Ankara Ticaret Odası (ATO) Başkanı Gürsel Baran, TBMM gündemindeki yasa teklifiyle vergi denetimlerinin uzaktan yapılmasının mümkün hale getirileceğini belirterek, reel sektörün uzaktan incelemeye hazır olmadığını ifade etti.
Yasa teklifinde bazı maddelerin ihtiyacı karşıladığına ancak bazılarının güncellenmesi gerektiğine işaret eden Baran, "Yarım asırdan uzun süredir yürürlükte olan vergi kanunlarında düzenleme yapılmasını olumlu buluyoruz. Bu düzenlemenin teknolojideki gelişmeler ve iş dünyamızın üretme ve gelişme azmine uygun bir içerikle hayata geçirileceğine inanıyoruz." değerlendirmesinde bulundu.
Baran, yılda dört kez tahsil edilen geçici verginin üç kez tahsil edilecek olmasını iş dünyasının talep ettiğini, gelir vergisinden istisna tutulan devlet desteklerinin tevkifat dışında bırakılmasının da doğru olacağını ifade etti.
"Vergi Usul Kanunu, incelemenin kural olarak incelemeye tabi olanın iş yerinde yapılması gerektiğini, bunun uygun olmaması halinde dairede yapılabileceğini hükme bağlamış durumda. İncelemenin vergiyi doğuran olayların meydana geldiği iş yerinde yapılması, inceleme yapan kişinin iş yerini görmesi, işin niteliklerini gözlemlemesi, muhasebe biriminden bilgi alması ve iş yerini gözlemlemesi açısından önemlidir. Bir işletmenin incelemeye alınması, diğer mükellefler açısından da caydırıcı etki doğurması itibarıyla sistemin sağlıklı işlemesine hizmet etmektedir. Mevcut düzenin değiştirilmesi ve incelemenin başka bir fiziki mekanda yapılmasının sağlanması, defter, belge ve kayıtların taşınması gibi ek bir külfet ortaya çıkarma riski taşımaktadır. Dijitalleşmenin yeterince benimsenmediği bu süreçte uzaktan denetim, mükelleflere kolaylıktan öte yük ve kaygı getirecektir. Reel sektör uzaktan incelemeye hazır değil. Bu düzenleme, dijitalleşmenin tamamen benimsenemediği bu süreçte mükellefe fayda sağlamaz."

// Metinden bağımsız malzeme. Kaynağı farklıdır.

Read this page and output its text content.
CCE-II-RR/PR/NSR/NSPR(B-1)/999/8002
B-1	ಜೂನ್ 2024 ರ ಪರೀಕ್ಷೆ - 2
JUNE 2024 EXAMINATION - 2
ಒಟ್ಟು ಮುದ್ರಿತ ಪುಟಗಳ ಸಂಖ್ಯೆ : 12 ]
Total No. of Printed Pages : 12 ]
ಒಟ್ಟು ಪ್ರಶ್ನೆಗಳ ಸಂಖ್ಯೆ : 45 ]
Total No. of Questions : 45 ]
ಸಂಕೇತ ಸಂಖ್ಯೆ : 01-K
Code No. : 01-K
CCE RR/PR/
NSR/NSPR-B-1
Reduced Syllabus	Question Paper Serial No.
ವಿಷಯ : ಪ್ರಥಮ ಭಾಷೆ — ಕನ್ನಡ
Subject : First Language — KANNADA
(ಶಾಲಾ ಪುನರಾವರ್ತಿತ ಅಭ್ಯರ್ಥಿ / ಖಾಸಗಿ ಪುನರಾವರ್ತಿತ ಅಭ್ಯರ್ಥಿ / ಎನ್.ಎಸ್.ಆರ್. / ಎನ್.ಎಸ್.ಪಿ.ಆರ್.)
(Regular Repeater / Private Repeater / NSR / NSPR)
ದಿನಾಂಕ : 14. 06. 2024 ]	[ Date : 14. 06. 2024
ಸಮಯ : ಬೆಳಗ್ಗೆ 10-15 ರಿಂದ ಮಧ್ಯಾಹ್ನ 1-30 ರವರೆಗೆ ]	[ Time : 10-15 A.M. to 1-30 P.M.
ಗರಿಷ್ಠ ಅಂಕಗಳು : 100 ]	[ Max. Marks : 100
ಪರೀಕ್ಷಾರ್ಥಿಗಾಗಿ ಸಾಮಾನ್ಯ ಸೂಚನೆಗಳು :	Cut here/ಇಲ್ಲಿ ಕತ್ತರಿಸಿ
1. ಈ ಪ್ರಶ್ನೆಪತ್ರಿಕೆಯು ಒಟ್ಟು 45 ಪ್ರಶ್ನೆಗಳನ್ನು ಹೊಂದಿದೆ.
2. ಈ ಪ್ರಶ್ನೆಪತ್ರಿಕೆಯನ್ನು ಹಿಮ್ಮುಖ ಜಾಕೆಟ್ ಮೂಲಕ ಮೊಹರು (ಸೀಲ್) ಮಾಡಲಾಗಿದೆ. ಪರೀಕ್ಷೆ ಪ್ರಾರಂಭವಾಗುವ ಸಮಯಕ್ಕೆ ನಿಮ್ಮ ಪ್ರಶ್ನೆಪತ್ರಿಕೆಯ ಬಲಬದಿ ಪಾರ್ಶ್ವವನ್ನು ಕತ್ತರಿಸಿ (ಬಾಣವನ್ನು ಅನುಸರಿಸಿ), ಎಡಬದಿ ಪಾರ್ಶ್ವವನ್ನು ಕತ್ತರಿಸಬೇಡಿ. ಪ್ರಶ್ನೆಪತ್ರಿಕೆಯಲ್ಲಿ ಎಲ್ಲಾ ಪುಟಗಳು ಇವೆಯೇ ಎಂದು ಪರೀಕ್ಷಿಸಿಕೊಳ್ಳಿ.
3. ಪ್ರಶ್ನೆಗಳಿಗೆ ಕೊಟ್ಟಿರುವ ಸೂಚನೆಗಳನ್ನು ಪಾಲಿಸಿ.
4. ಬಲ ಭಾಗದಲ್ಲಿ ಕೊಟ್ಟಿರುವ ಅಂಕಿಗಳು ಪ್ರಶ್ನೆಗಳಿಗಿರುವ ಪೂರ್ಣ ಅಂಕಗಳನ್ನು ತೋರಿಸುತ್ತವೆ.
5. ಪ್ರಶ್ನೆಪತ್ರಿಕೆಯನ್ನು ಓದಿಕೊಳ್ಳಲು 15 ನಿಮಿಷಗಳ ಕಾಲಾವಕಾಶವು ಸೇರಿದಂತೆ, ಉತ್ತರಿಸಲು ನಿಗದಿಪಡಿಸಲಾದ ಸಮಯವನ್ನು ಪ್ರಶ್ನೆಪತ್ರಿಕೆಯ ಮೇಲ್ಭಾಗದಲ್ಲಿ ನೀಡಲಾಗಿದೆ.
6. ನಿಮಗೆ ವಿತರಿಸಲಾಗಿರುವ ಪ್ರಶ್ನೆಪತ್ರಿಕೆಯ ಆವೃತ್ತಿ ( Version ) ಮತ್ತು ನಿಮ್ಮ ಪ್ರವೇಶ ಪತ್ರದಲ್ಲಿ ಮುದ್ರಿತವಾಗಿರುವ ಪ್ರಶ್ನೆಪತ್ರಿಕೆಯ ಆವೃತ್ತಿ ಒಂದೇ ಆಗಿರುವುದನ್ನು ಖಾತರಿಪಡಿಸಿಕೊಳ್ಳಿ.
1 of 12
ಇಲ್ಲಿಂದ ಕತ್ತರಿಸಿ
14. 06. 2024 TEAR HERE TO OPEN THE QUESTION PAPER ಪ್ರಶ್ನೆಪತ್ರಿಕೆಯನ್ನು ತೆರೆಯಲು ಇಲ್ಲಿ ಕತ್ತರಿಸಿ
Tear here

Baran, teklifle basit usulde vergi mükellefi olanların gelir vergisinden istisna tutulmasının öngörüldüğünü ifade ederek, bu gruptaki mükelleflerin defter tutmadığını, vergi tevkifatı yapmadığını, geçici vergi beyannamesi vermediğini ve teslim ve hizmetlerinin KDV'den istisna olması nedeniyle KDV beyannamesi de vermediğini vurguladı.
Baran, basit usulde vergilendirilen mükelleflerin sağlanan tüm avantajlara rağmen gelir vergisi istisnası kapsamına alınmasının kayıt dışılığı teşvik etme ve haksız rekabete neden olma riski taşıdığı uyarısında bulundu.
Teklifte yer alan uyumlu mükellef indirimine ilişkin düzenlemenin, vergiye uyumu artıracak ve düzenli ödemeyi teşvik edecek nitelik taşımadığını belirten Baran, düzenlemenin aksine vergi indirimine hak kazanabilmek için aranan koşulların mükellefleri uyuma teşvik etmekten uzak olduğunu savundu.
Baran, "Bu açıdan SGK'nin uyguladığı yüzde 5'lik prim desteği örnek alınabilir. Benzeri bir uygulama hayata geçirilerek, vergiye uyumlu mükellefi ödüllendirerek, vergi bilinci ve ahlakını güçlendirecek bir yapı ortaya konulmalıdır." değerlendirmesinde bulundu.
"Gelir vergisi mükelleflerinin iş yerlerinden bilgileri toparlayıp derleyip beyanname vermesi için 25 Şubat tarihi yeterli süre tanımadığı için bu düzenlemede eskisi gibi mart ayı korunmalıdır. Aynı şekilde Kurumlar Vergisi'nde de beyanname verme süresi mart ayına çekiliyor. Şirketlerin genel kurulları gerçekleşmeden beyanname vermeleri, Ticaret Kanunu açısından sorun oluşturacaktır. Bu nedenle eski tarihle devam edilmesi gerekiyor. Teklifte yer alan yeniden değerleme sistemine ilişkin düzenleme ise yerinde ve sevindirici olmuştur. Yeniden değerlemede değer artışından vergi talep edilmesi uygulamayı olumsuz etkiler."